Pre-RFC: Conditionally-supported volatile access to address 0

Rust adopts the C++ memory model, yes. But that model says nothing about volatile accesses -- they are non-atomic and thus race conditions on them are UB.

Yes, in fact they do. It's called compiler-optimization barriers. I make use of atomic operations on the 65816 to communicate with interrupt handlers, which I treat as separate threads of execution, rather than signal handlers to make it easier to reason about them. With small enough atomics, I do nothing special at runtime, but still tell the compiler to impose the same ordering rules. This prevents an aggressively optimizing compiler from breaking code that needs to talk to interrupts.

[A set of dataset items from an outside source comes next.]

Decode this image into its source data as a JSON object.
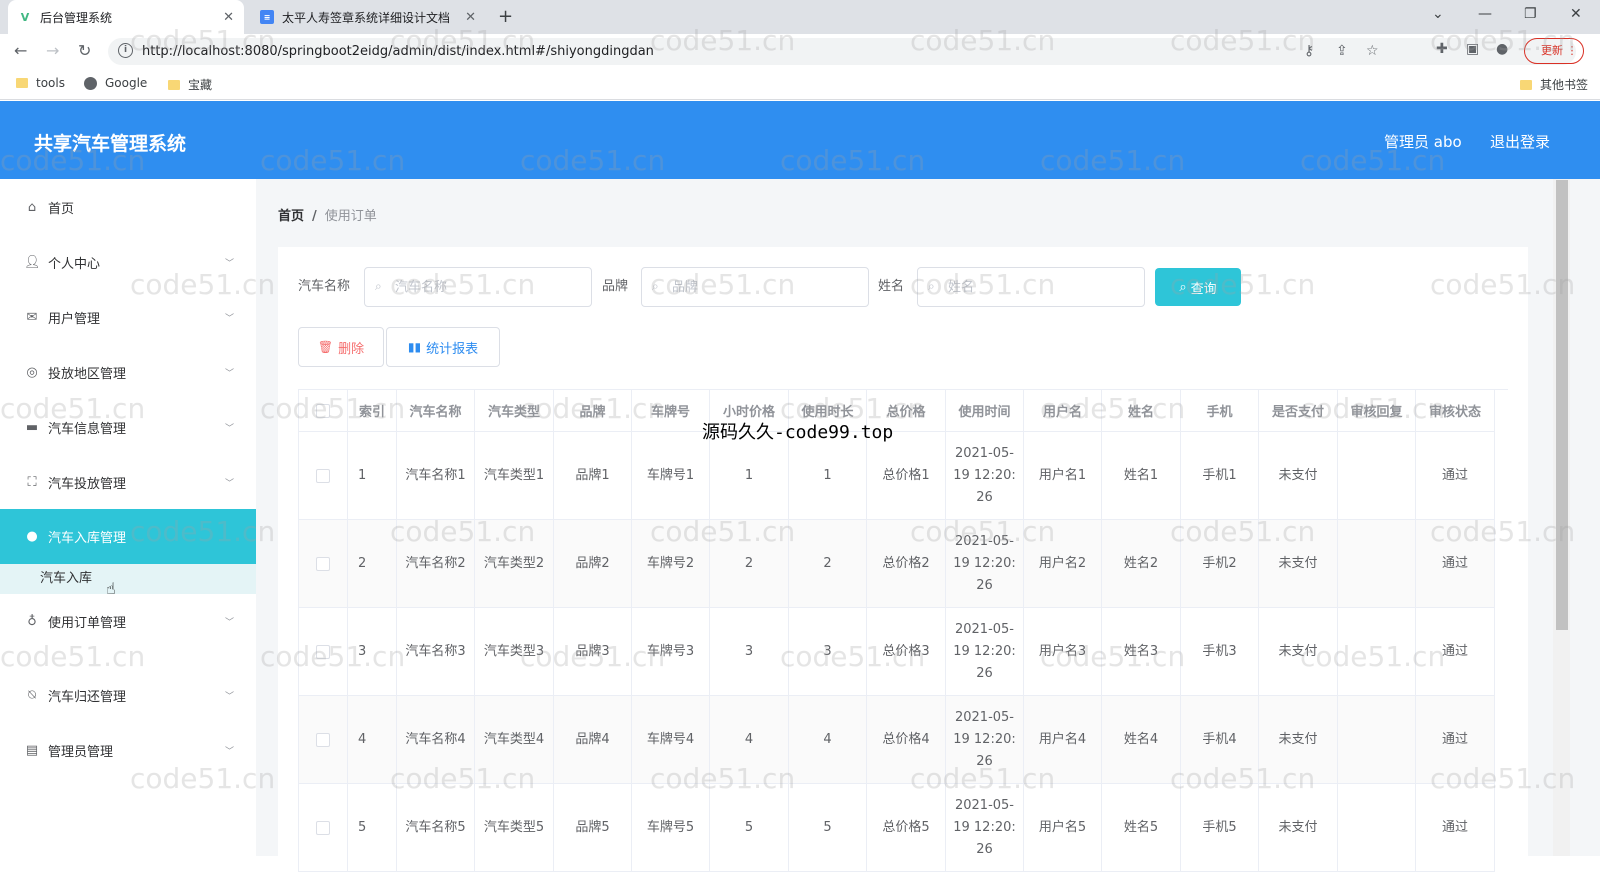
{
  "browser": {
    "tabs": [
      {
        "title": "后台管理系统",
        "icon": "vue-logo-icon",
        "active": true
      },
      {
        "title": "太平人寿签章系统详细设计文档",
        "icon": "docs-icon",
        "active": false
      }
    ],
    "url": "http://localhost:8080/springboot2eidg/admin/dist/index.html#/shiyongdingdan",
    "update_label": "更新",
    "bookmarks": [
      "tools",
      "Google",
      "宝藏"
    ],
    "other_bookmarks": "其他书签"
  },
  "header": {
    "title": "共享汽车管理系统",
    "user": "管理员 abo",
    "logout": "退出登录",
    "color": "#2f8ef0"
  },
  "sidebar": {
    "items": [
      {
        "label": "首页",
        "icon": "home-icon"
      },
      {
        "label": "个人中心",
        "icon": "user-icon"
      },
      {
        "label": "用户管理",
        "icon": "mail-icon"
      },
      {
        "label": "投放地区管理",
        "icon": "globe-icon"
      },
      {
        "label": "汽车信息管理",
        "icon": "card-icon"
      },
      {
        "label": "汽车投放管理",
        "icon": "fullscreen-icon"
      },
      {
        "label": "汽车入库管理",
        "icon": "circle-icon",
        "active": true
      },
      {
        "label": "使用订单管理",
        "icon": "microphone-icon"
      },
      {
        "label": "汽车归还管理",
        "icon": "bell-off-icon"
      },
      {
        "label": "管理员管理",
        "icon": "chat-icon"
      }
    ],
    "submenu": "汽车入库",
    "active_color": "#2ec5d8"
  },
  "breadcrumb": {
    "home": "首页",
    "separator": "/",
    "current": "使用订单"
  },
  "search": {
    "fields": [
      {
        "label": "汽车名称",
        "placeholder": "汽车名称"
      },
      {
        "label": "品牌",
        "placeholder": "品牌"
      },
      {
        "label": "姓名",
        "placeholder": "姓名"
      }
    ],
    "query_label": "查询"
  },
  "actions": {
    "delete_label": "删除",
    "stats_label": "统计报表"
  },
  "table": {
    "columns": [
      "",
      "索引",
      "汽车名称",
      "汽车类型",
      "品牌",
      "车牌号",
      "小时价格",
      "使用时长",
      "总价格",
      "使用时间",
      "用户名",
      "姓名",
      "手机",
      "是否支付",
      "审核回复",
      "审核状态"
    ],
    "rows": [
      [
        "",
        "1",
        "汽车名称1",
        "汽车类型1",
        "品牌1",
        "车牌号1",
        "1",
        "1",
        "总价格1",
        "2021-05-19 12:20:26",
        "用户名1",
        "姓名1",
        "手机1",
        "未支付",
        "",
        "通过"
      ],
      [
        "",
        "2",
        "汽车名称2",
        "汽车类型2",
        "品牌2",
        "车牌号2",
        "2",
        "2",
        "总价格2",
        "2021-05-19 12:20:26",
        "用户名2",
        "姓名2",
        "手机2",
        "未支付",
        "",
        "通过"
      ],
      [
        "",
        "3",
        "汽车名称3",
        "汽车类型3",
        "品牌3",
        "车牌号3",
        "3",
        "3",
        "总价格3",
        "2021-05-19 12:20:26",
        "用户名3",
        "姓名3",
        "手机3",
        "未支付",
        "",
        "通过"
      ],
      [
        "",
        "4",
        "汽车名称4",
        "汽车类型4",
        "品牌4",
        "车牌号4",
        "4",
        "4",
        "总价格4",
        "2021-05-19 12:20:26",
        "用户名4",
        "姓名4",
        "手机4",
        "未支付",
        "",
        "通过"
      ],
      [
        "",
        "5",
        "汽车名称5",
        "汽车类型5",
        "品牌5",
        "车牌号5",
        "5",
        "5",
        "总价格5",
        "2021-05-19 12:20:26",
        "用户名5",
        "姓名5",
        "手机5",
        "未支付",
        "",
        "通过"
      ]
    ]
  },
  "watermark": "code51.cn",
  "overlay_text": "源码久久-code99.top"
}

If I have a volatile access followed by a release operation, an acquire operation which the release happens-before will be able to observe the volatile access, strictly because of the semantics of the memory access, not because of its volatility. However, I'm unsure that it can be proven the same way that inline assembly will happen-before the release operation. All accesses to scalar objects sequenced-before an atomic release operation strongly happen-before that operation, and the access being volatile doesn't change that property.

The 65816, AKA WDC 65C816, is a 37-year-old enhanced variant of a 6502, which explains its legacy use of 0x0…0 as a valid address. Your use of modern atomics to restrict compiler code motion makes sense, even if atomics per se weren't something that the original 6502 designers ever considered.

an additional architecture that stores valid data at address 0 is real mode x86 (e.g. DOS), it stores the interrupt vector table at address 0. IIRC, real mode is still used to boot nearly every x86/AMD64 computer in existence.

Skimming a few of the ARMv*-M architecture reference manuals they all seem to allow reading from address 0. These are very relevant to embedded work with Rust. I tried checking ARMv8-A (aka aarch64) as well, but that’s a much more complicated manual :sweat_smile: (it seems likely that OSs map an inaccessible page at address 0, but kernel level code may have access).